At least 16 fish species are represented at Shuanglianpi as well. These include the rosy bitterling (Rhodeus ocellatus), which is thought to have been originally endemic to Taiwan; the Taiwan Venus fish (Aphyocypris kikuchii), which is both endemic to Taiwan and endangered; the river loach (Formosania lacustre), another endemic species; and the Japanese rice fish (Oryzias latipes), which is vulnerable to extinction at the national level. 

Other species categories such as mammals require further research.

Threats 
The ecosystem at Shuanglianpi is threatened by invasive species and agriculture in the surrounding area, although rural depopulation might be reducing pressure from farming. Eutrophication and hydrological interventions are additional threats, among various human disturbances over the years. A nearby road may be an obstacle to the water flow too.

Management 
Goals of the Shuanglianpi Wildlife Refuge cover conservation of lowland Machilus-Castanopsis sub-montane evergreen broadleaved forest habitat; maintenance of precious and unique genetic diversity in Taiwan; establishment of resources and trained personnel for public communication; revitalization of habitats for the fish species Oryzias latipes, the tributary flying frog (Zhangixalus prasinatus), whose entire global range is confined to northern Taiwan, and endangered taxa; guaranteeing the ecological integrity of succession processes; conservation of biological diversity; and delivering the conditions for sustainable community development via green economic practices.

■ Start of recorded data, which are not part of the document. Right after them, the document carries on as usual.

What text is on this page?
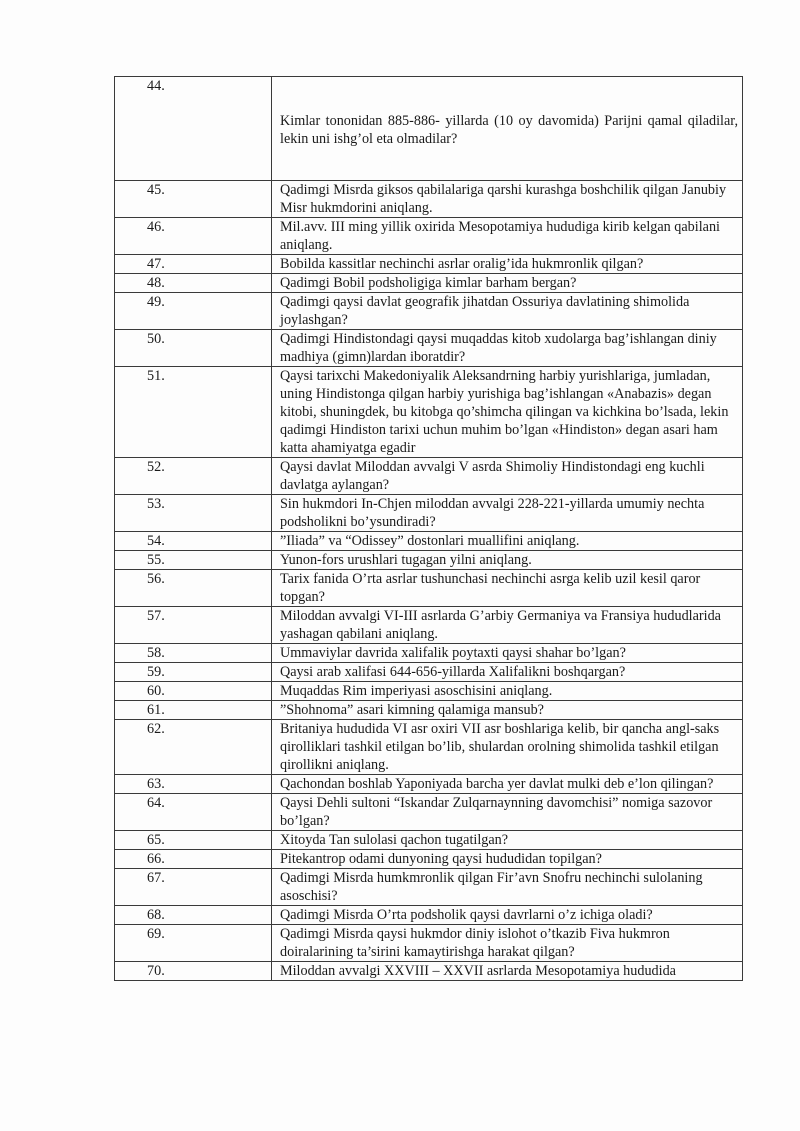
44.	Kimlar tononidan 885-886- yillarda (10 oy davomida) Parijni qamal qiladilar, lekin uni ishg’ol eta olmadilar?
45.	Qadimgi Misrda giksos qabilalariga qarshi kurashga boshchilik qilgan Janubiy Misr hukmdorini aniqlang.
46.	Mil.avv. III ming yillik oxirida Mesopotamiya hududiga kirib kelgan qabilani aniqlang.
47.	Bobilda kassitlar nechinchi asrlar oralig’ida hukmronlik qilgan?
48.	Qadimgi Bobil podsholigiga kimlar barham bergan?
49.	Qadimgi qaysi davlat geografik jihatdan Ossuriya davlatining shimolida joylashgan?
50.	Qadimgi Hindistondagi qaysi muqaddas kitob xudolarga bag’ishlangan diniy madhiya (gimn)lardan iboratdir?
51.	Qaysi tarixchi Makedoniyalik Aleksandrning harbiy yurishlariga, jumladan, uning Hindistonga qilgan harbiy yurishiga bag’ishlangan «Anabazis» degan kitobi, shuningdek, bu kitobga qo’shimcha qilingan va kichkina bo’lsada, lekin qadimgi Hindiston tarixi uchun muhim bo’lgan «Hindiston» degan asari ham katta ahamiyatga egadir
52.	Qaysi davlat Miloddan avvalgi V asrda Shimoliy Hindistondagi eng kuchli davlatga aylangan?
53.	Sin hukmdori In-Chjen miloddan avvalgi 228-221-yillarda umumiy nechta podsholikni bo’ysundiradi?
54.	”Iliada” va “Odissey” dostonlari muallifini aniqlang.
55.	Yunon-fors urushlari tugagan yilni aniqlang.
56.	Tarix fanida O’rta asrlar tushunchasi nechinchi asrga kelib uzil kesil qaror topgan?
57.	Miloddan avvalgi VI-III asrlarda G’arbiy Germaniya va Fransiya hududlarida yashagan qabilani aniqlang.
58.	Ummaviylar davrida xalifalik poytaxti qaysi shahar bo’lgan?
59.	Qaysi arab xalifasi 644-656-yillarda Xalifalikni boshqargan?
60.	Muqaddas Rim imperiyasi asoschisini aniqlang.
61.	”Shohnoma” asari kimning qalamiga mansub?
62.	Britaniya hududida VI asr oxiri VII asr boshlariga kelib, bir qancha angl-saks qirolliklari tashkil etilgan bo’lib, shulardan orolning shimolida tashkil etilgan qirollikni aniqlang.
63.	Qachondan boshlab Yaponiyada barcha yer davlat mulki deb e’lon qilingan?
64.	Qaysi Dehli sultoni “Iskandar Zulqarnaynning davomchisi” nomiga sazovor bo’lgan?
65.	Xitoyda Tan sulolasi qachon tugatilgan?
66.	Pitekantrop odami dunyoning qaysi hududidan topilgan?
67.	Qadimgi Misrda humkmronlik qilgan Fir’avn Snofru nechinchi sulolaning asoschisi?
68.	Qadimgi Misrda O’rta podsholik qaysi davrlarni o’z ichiga oladi?
69.	Qadimgi Misrda qaysi hukmdor diniy islohot o’tkazib Fiva hukmron doiralarining ta’sirini kamaytirishga harakat qilgan?
70.	Miloddan avvalgi XXVIII – XXVII asrlarda Mesopotamiya hududida
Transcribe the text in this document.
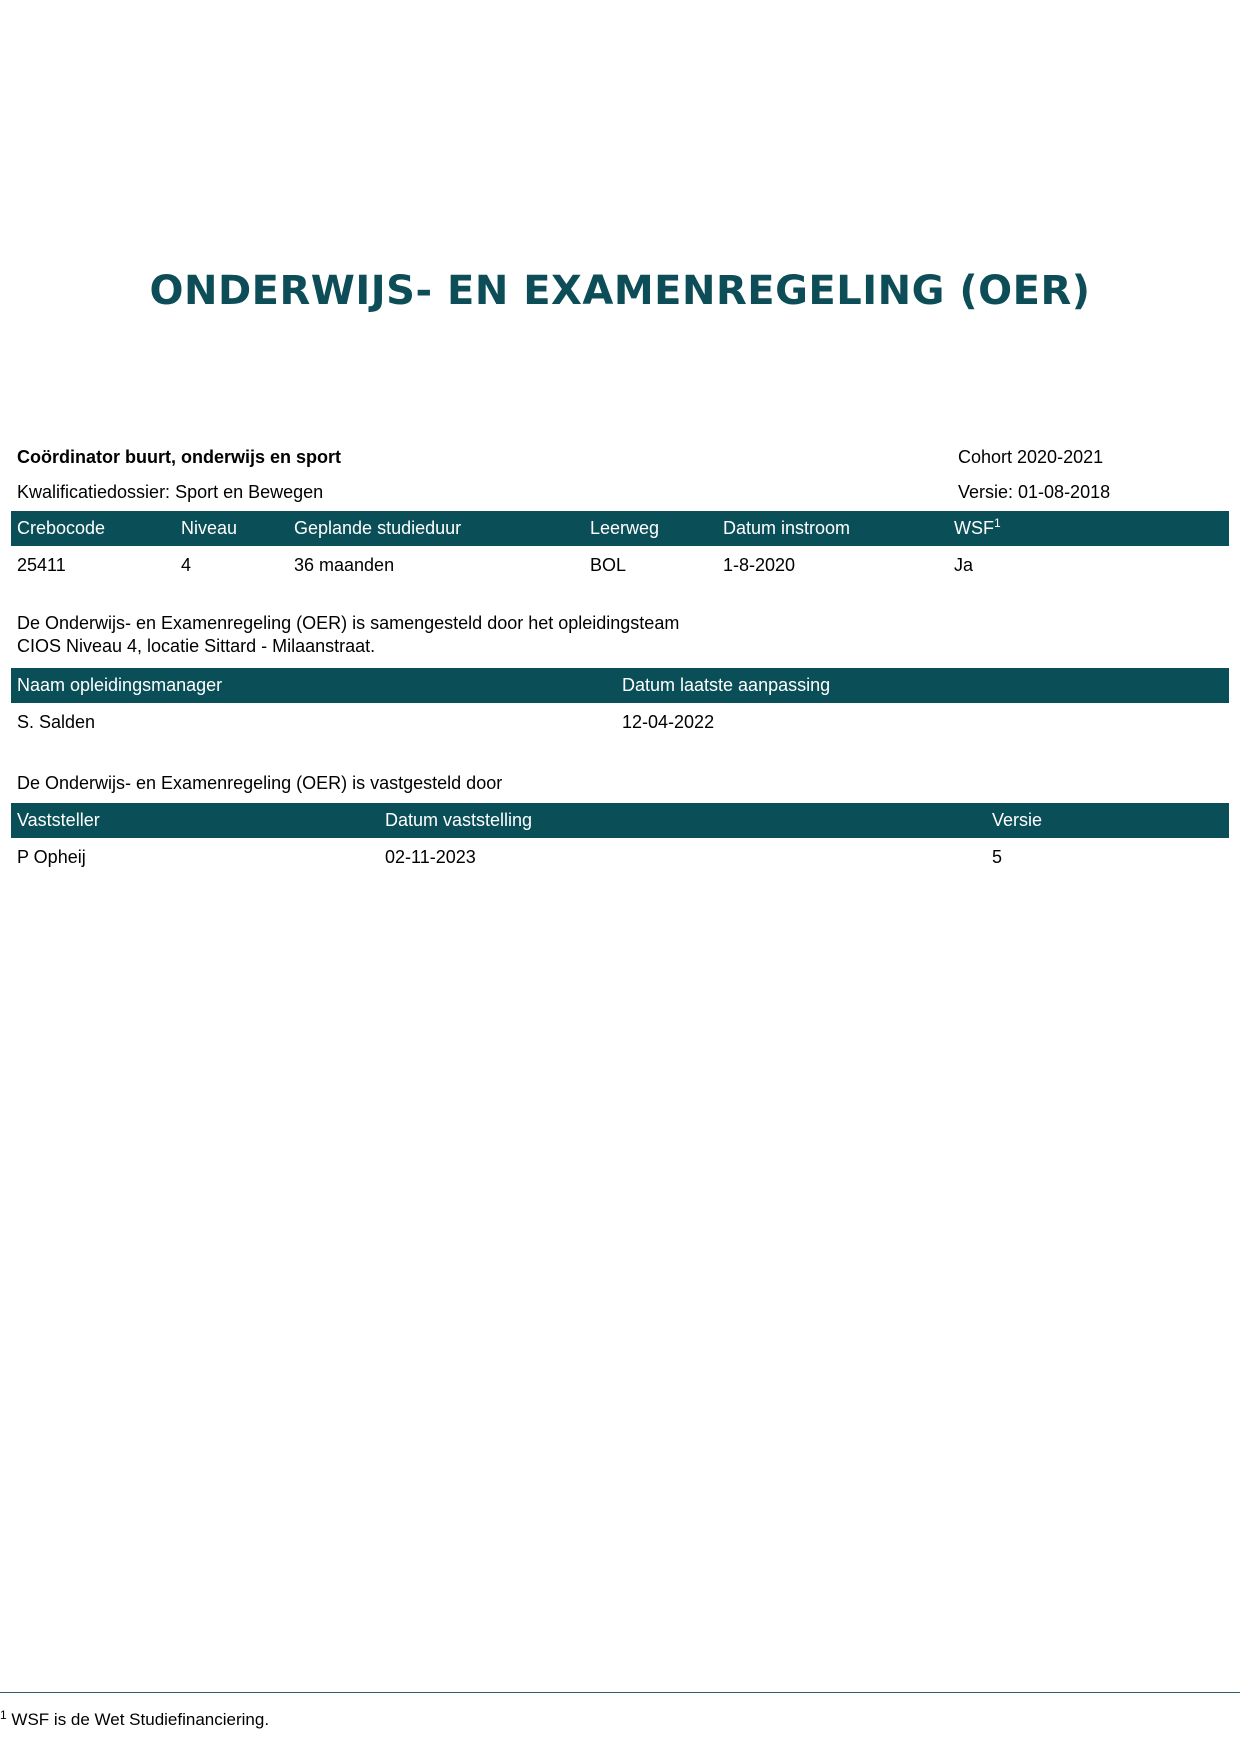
ONDERWIJS- EN EXAMENREGELING (OER)
Coördinator buurt, onderwijs en sport	Cohort 2020-2021
Kwalificatiedossier: Sport en Bewegen	Versie: 01-08-2018
Crebocode	Niveau	Geplande studieduur	Leerweg	Datum instroom	WSF$^1$
25411	4	36 maanden	BOL	1-8-2020	Ja

De Onderwijs- en Examenregeling (OER) is samengesteld door het opleidingsteam
CIOS Niveau 4, locatie Sittard - Milaanstraat.

Naam opleidingsmanager	Datum laatste aanpassing
S. Salden	12-04-2022

De Onderwijs- en Examenregeling (OER) is vastgesteld door

Vaststeller	Datum vaststelling	Versie
P Opheij	02-11-2023	5
$^1$ WSF is de Wet Studiefinanciering.
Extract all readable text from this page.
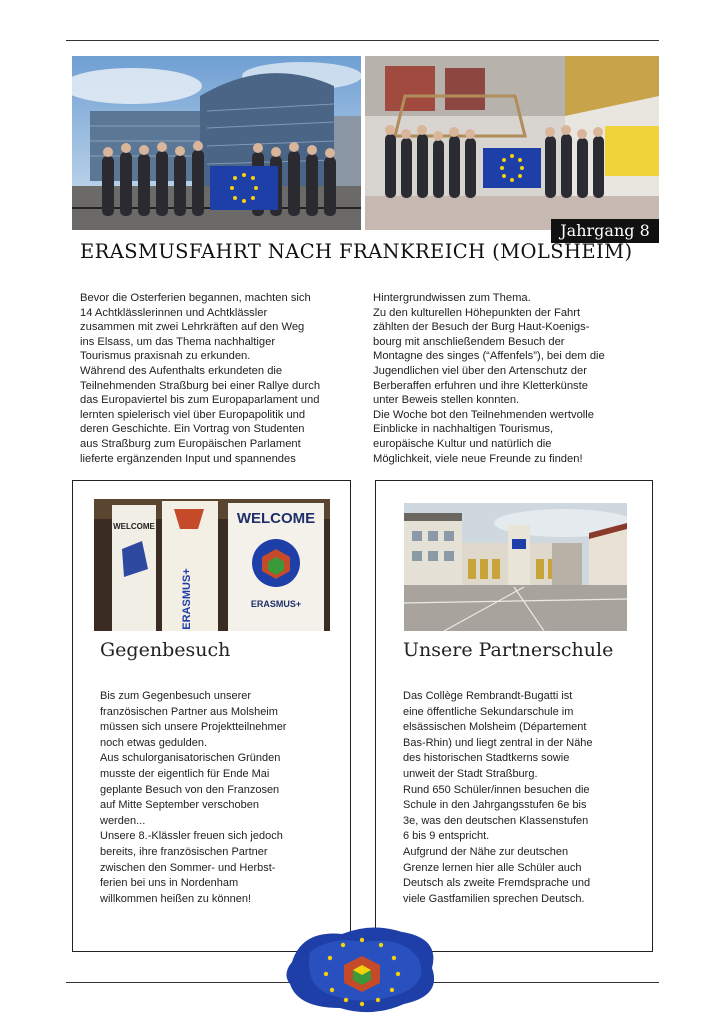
Jahrgang 8
ERASMUSFAHRT NACH FRANKREICH (MOLSHEIM)
Bevor die Osterferien begannen, machten sich
14 Achtklässlerinnen und Achtklässler
zusammen mit zwei Lehrkräften auf den Weg
ins Elsass, um das Thema nachhaltiger
Tourismus praxisnah zu erkunden.
Während des Aufenthalts erkundeten die
Teilnehmenden Straßburg bei einer Rallye durch
das Europaviertel bis zum Europaparlament und
lernten spielerisch viel über Europapolitik und
deren Geschichte. Ein Vortrag von Studenten
aus Straßburg zum Europäischen Parlament
lieferte ergänzenden Input und spannendes
Hintergrundwissen zum Thema.
Zu den kulturellen Höhepunkten der Fahrt
zählten der Besuch der Burg Haut-Koenigs-
bourg mit anschließendem Besuch der
Montagne des singes (“Affenfels”), bei dem die
Jugendlichen viel über den Artenschutz der
Berberaffen erfuhren und ihre Kletterkünste
unter Beweis stellen konnten.
Die Woche bot den Teilnehmenden wertvolle
Einblicke in nachhaltigen Tourismus,
europäische Kultur und natürlich die
Möglichkeit, viele neue Freunde zu finden!
WELCOME
ERASMUS+
WELCOME
ERASMUS+
Gegenbesuch
Bis zum Gegenbesuch unserer
französischen Partner aus Molsheim
müssen sich unsere Projektteilnehmer
noch etwas gedulden.
Aus schulorganisatorischen Gründen
musste der eigentlich für Ende Mai
geplante Besuch von den Franzosen
auf Mitte September verschoben
werden...
Unsere 8.-Klässler freuen sich jedoch
bereits, ihre französischen Partner
zwischen den Sommer- und Herbst-
ferien bei uns in Nordenham
willkommen heißen zu können!
Unsere Partnerschule
Das Collège Rembrandt-Bugatti ist
eine öffentliche Sekundarschule im
elsässischen Molsheim (Département
Bas-Rhin) und liegt zentral in der Nähe
des historischen Stadtkerns sowie
unweit der Stadt Straßburg.
Rund 650 Schüler/innen besuchen die
Schule in den Jahrgangsstufen 6e bis
3e, was den deutschen Klassenstufen
6 bis 9 entspricht.
Aufgrund der Nähe zur deutschen
Grenze lernen hier alle Schüler auch
Deutsch als zweite Fremdsprache und
viele Gastfamilien sprechen Deutsch.
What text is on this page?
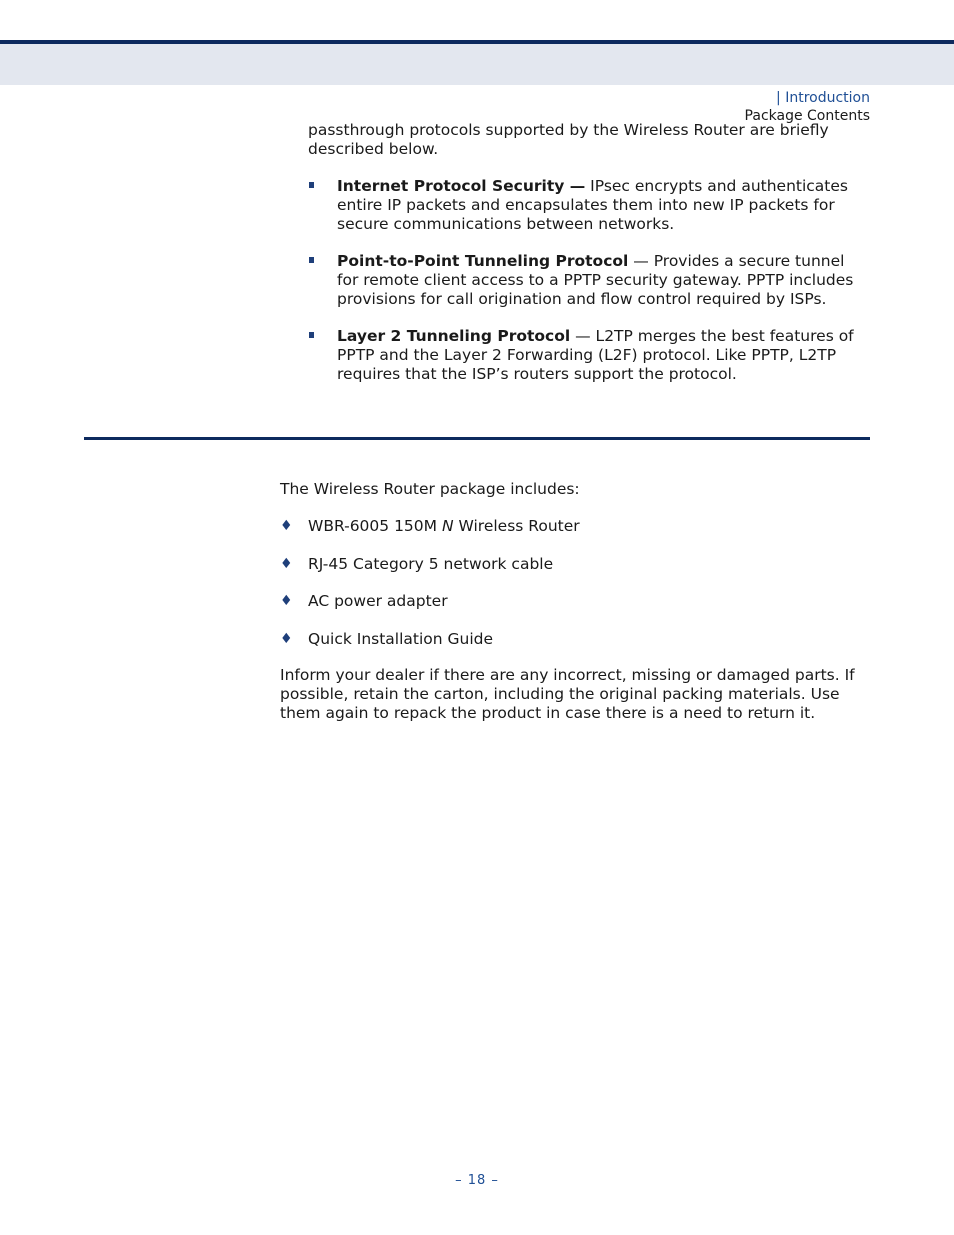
| Introduction
Package Contents
passthrough protocols supported by the Wireless Router are briefly described below.
Internet Protocol Security — IPsec encrypts and authenticates entire IP packets and encapsulates them into new IP packets for secure communications between networks.
Point-to-Point Tunneling Protocol — Provides a secure tunnel for remote client access to a PPTP security gateway. PPTP includes provisions for call origination and flow control required by ISPs.
Layer 2 Tunneling Protocol — L2TP merges the best features of PPTP and the Layer 2 Forwarding (L2F) protocol. Like PPTP, L2TP requires that the ISP’s routers support the protocol.
The Wireless Router package includes:
♦ WBR-6005 150M N Wireless Router
♦ RJ-45 Category 5 network cable
♦ AC power adapter
♦ Quick Installation Guide
Inform your dealer if there are any incorrect, missing or damaged parts. If possible, retain the carton, including the original packing materials. Use them again to repack the product in case there is a need to return it.
– 18 –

A Taiwanese non-governmental organisation called the Society of Wilderness contributes to the day-to-day management of the Shuanglianpi Wildlife Refuge. Since 2010, it has collaborated with Wistron, the publicly listed electronics manufacturer, which supports conservation, habitat revitalization, and education via the Wistron Foundation. Some additional financial support for the protected area is also supplied by the local government.